The FMLA requires covered employers to provide eligible employees with up to 12 workweeks of leave in a 12-month period for any one or more of the specified family or medical reasons. If the employee is unable to or does not return to work at the end of 12 weeks of FMLA leave (provided the employer designated the leave as FMLA leave and so notified the employee in writing), all entitlements and rights under FMLA cease at that time. The employee is no longer entitled to any further job restoration rights under FMLA and may be terminated.

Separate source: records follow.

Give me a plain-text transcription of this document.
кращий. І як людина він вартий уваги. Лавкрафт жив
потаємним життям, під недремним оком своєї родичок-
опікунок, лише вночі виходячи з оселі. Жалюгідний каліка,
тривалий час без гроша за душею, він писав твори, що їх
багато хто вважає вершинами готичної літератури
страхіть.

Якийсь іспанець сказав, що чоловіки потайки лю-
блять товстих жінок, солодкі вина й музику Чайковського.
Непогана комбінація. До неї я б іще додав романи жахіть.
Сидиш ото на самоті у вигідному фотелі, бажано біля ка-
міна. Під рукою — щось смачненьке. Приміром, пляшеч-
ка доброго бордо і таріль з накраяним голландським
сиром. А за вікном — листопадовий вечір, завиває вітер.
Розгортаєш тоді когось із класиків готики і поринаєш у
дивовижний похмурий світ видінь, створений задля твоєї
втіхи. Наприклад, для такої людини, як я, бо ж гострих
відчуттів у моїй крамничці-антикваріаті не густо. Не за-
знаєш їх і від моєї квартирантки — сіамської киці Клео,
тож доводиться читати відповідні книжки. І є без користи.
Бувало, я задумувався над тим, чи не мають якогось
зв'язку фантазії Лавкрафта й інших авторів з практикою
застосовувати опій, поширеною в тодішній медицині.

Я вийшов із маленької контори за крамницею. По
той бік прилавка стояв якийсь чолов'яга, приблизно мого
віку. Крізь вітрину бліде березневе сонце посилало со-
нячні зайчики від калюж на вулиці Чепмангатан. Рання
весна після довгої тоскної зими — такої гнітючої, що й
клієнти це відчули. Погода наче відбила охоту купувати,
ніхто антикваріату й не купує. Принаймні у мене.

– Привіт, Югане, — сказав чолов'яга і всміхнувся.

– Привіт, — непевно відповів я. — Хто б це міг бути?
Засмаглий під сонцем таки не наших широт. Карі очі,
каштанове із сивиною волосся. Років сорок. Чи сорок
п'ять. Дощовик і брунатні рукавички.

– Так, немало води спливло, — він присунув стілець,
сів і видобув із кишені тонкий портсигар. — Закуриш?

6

An employer, however, must observe any employment benefit program or plan or CBA that provides greater family or medical leave rights to employees than the rights established by the FMLA. (See § 29 CFR 825.700.) Thus, an employer under your example would have an obligation under its own “leave of absence” policies to extend leave benefits, health care benefits, and job protection for up to 14 weeks, but not beyond 14 weeks. You also should be aware that the discrimination prohibition in FMLA (Section 105) would prevent an employer from terminating such employees who have used FMLA leave and do not return after 14 weeks if the employer does not treat similarly situated employees who have not used FMLA leave (for example, employees on leave to care for an ill grandparent or parent-in-law) the same.

The above information should be viewed as general guidance based upon the limited information contained in your letter. If we may be of further assistance to you, please do not hesitate to contact me.

Sincerely,

Michelle M. Bechtoldt
Office of Enforcement Policy
Family and Medical Leave Act Team

* Note: The actual name(s) was removed to preserve privacy in accordance with 5 U.S.C. 552 (b)(7).